Friday, July 5, 2013

Radiation Problems


What are the health effects of ionising radiation?

 Very high doses of radiation: death within hours or days, due to damage to brain and nerves
High doses: death within weeks, due to damage to the gastrointestinal tract, to the bone marrow, where blood cells are formed.

Lower doses: less severe:radiation sickness (nausea, fatigue and vomiting). Sterility. Some years later – cancer, (especially of thyroid), diseases of digestive organs, bone, & muscle.
Genetic effects: cell damage passed on to later generations

US Nuclear Regulatory Commission Fact Sheet on Biological Effects of Radiation – Cancers associated with high dose exposure (greater than 50,000 mrem) include leukemia, breast, bladder, colon, liver, lung, esophagus, ovarian, multiple myeloma, and stomach cancers. Department of Health and Human Services literature also suggests a possible association between ionizing radiation exposure and prostate, nasal cavity/sinuses, pharyngeal and laryngeal, and pancreatic cancer.

The period of time between radiation exposure and the detection of cancer is known as the latent period and can be many years……..the radiation protection community conservatively assumes that any amount of radiation may pose some risk for causing cancer and hereditary effect, and that the risk is higher for higher radiation exposures.A linear, no-threshold (LNT) dose response relationship is used to describe the relationship between radiation dose and the occurrence of cancer.

This dose-response model suggests that any increase in dose, no matter how small, results in an incremental increase in risk. …High radiation doses tend to kill cells, while low doses tend to damage or alter the genetic code (DNA) of irradiated cells……………

Genetic effects and the development of cancer are the primary health concerns attributed to radiation exposure. The likelihood of cancer occurring after radiation exposure is about five times greater than a genetic effect (e.g., increased still births, congenital abnormalities, infant mortality, childhood mortality, and decreased birth weight)

Genetic effects are the result of a mutation produced in the reproductive cells of an exposed individual that are passed on to their offspring. These effects may appear in the exposed person’s direct offspring, or may appear several generations later.

We all know something about the harm done to humans and animals by nuclear bombs, depleted uranium weapons, nuclear explosions and other accidents – such as large radiation leaks and spillages. We know that high levels of radiation cause quick death, or fatal illness within weeks.
What is not so obvious is the harm being done to human (and animal) health by “low level” ionising radiation from every stage of the uranium – nuclear cycle.

Low level radioactivity includes the on-going amount of radiation released from the everyday operation of the uranium industry and of the world’s 433 nuclear power plants, plus leaks and accidents.

Low level radiation causes mutations in genes leading to various cancers. It weakens the immune system, making the body more vulnerable to heart disease and to infections. Genetic effects: cell damage passed on to later generations.

“The everyday releases of low-level radioactivity by nuclear power plants has been found to cause several kinds of health damage including premature births, congenital defects, infant mortality, mental retardation, heart ailments, arthritis, diabetes, allergies, asthma, cancer, genetic damage and chronic fatigue syndrome.
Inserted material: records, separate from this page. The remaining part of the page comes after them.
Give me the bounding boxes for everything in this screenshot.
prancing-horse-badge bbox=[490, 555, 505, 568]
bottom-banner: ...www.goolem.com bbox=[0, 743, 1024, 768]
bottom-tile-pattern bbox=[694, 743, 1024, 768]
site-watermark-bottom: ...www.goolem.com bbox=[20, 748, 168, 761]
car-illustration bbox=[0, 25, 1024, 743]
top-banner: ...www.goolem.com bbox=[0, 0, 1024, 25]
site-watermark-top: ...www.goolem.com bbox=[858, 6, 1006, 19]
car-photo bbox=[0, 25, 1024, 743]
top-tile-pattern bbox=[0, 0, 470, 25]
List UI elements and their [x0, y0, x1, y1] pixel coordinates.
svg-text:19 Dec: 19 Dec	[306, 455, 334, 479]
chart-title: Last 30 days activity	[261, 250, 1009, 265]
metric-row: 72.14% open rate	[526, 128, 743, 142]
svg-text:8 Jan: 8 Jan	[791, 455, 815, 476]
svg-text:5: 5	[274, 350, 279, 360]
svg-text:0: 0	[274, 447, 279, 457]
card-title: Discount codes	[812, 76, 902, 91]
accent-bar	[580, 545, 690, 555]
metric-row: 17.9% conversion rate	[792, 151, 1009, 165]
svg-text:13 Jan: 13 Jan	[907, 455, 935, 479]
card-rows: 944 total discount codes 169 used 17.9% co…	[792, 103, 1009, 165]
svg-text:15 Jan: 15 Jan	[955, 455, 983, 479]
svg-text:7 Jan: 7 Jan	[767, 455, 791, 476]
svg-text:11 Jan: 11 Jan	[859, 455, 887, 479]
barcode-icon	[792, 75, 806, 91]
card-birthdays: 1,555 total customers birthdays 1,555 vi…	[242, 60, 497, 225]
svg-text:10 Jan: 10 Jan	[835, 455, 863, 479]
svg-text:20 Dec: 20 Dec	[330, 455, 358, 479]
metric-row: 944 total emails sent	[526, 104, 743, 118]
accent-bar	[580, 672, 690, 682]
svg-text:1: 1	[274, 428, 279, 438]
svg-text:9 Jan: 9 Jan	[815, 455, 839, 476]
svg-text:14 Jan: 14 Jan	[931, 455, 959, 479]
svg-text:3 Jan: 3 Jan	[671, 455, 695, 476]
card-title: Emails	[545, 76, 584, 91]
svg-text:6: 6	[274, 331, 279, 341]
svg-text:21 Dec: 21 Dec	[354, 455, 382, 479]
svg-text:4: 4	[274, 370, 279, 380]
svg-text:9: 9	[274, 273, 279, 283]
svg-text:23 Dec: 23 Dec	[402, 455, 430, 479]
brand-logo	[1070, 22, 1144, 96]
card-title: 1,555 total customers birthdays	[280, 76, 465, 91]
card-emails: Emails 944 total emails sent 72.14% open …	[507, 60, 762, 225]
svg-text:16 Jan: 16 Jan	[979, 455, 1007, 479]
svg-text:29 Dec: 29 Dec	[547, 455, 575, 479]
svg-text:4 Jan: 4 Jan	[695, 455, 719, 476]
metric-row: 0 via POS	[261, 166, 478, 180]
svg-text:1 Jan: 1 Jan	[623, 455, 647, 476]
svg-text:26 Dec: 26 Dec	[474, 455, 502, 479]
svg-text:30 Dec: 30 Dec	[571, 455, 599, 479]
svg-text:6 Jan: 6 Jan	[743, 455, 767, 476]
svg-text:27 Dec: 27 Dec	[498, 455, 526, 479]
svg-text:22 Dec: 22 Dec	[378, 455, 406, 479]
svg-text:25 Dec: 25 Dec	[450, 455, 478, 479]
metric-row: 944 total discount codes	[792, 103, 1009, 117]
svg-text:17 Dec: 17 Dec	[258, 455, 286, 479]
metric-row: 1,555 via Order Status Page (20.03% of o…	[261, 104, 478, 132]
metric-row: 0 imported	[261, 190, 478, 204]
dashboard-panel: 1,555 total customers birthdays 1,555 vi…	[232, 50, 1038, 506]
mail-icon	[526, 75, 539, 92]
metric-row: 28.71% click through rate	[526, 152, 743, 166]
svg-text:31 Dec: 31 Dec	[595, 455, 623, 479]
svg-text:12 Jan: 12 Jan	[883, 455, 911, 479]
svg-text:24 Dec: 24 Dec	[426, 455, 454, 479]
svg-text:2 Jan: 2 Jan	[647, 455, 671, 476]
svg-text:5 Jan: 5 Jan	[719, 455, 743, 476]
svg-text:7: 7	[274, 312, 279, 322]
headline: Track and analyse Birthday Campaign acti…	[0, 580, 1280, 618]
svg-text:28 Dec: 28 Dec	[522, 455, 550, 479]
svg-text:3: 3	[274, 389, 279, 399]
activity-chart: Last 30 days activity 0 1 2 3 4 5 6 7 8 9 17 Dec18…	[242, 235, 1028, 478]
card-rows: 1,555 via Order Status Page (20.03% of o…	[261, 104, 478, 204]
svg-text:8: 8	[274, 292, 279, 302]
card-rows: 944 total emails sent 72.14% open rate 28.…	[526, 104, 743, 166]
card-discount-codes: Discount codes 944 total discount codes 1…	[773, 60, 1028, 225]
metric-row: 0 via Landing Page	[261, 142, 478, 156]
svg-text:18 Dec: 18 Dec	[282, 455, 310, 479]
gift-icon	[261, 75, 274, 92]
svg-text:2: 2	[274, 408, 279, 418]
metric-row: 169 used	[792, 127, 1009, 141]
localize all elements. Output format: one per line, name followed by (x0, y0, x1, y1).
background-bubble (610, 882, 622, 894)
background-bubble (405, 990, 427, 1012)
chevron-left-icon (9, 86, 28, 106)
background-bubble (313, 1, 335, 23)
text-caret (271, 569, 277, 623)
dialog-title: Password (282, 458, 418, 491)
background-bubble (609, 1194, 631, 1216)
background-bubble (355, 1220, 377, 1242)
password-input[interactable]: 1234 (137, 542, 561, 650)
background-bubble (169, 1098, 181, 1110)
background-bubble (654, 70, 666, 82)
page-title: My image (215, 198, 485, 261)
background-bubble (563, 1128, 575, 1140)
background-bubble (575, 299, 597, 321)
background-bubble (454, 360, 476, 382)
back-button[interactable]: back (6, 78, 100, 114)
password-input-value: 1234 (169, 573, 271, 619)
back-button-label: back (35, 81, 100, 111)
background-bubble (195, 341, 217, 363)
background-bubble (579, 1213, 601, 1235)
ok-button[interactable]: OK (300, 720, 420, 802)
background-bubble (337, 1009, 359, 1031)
It has been linked to previously unknown infectious diseases, and the resurgence of old ones by damaging the developing white blood cells originating in the bone marrow and thus weakening the immune system” -Sara Shannon,author of Technology’s Curse


Paul Langley’s Nuclear History Blog, 2 Jan 2012
Leukaemia (other than chronic Iymphocytic leukaemia)
Cancer of the Thyroid
Cancer of the Breast
Cancer of the Pharynx
Cancer of the Oesophagus
Cancer of the Stomach
Cancer of the small intestine
Cancer of the Pancreas
Multiple Myeloma
Lymphomas (except Hodgkinís disease)
Cancer of the Bile Ducts
Cancer of the Gall Bladder
Cancer of the liver (except if cirrhosis or hepatitis indicated)
Cancer of the urinary tract, which also translates to the bladder and kidneys
Cancer of the salivary glands
Incorporated into public law 100-321, 20.5.88.

“This law gives US atomic exservicemen due recognition for the unusual service they rendered, and is an expression of gratitude of the American people toward their atomic veterans The law enables Veteran Affairs benefits to flow to US atomic veterans who are afflicted. The US government m relation to nuclear veterans considers the nature of service plus the development of any of the above diseases sufficient cause to quality for Veteran Benefits regardless of recorded dose rates received

. All US nuclear test service personnel are officially Veterans.”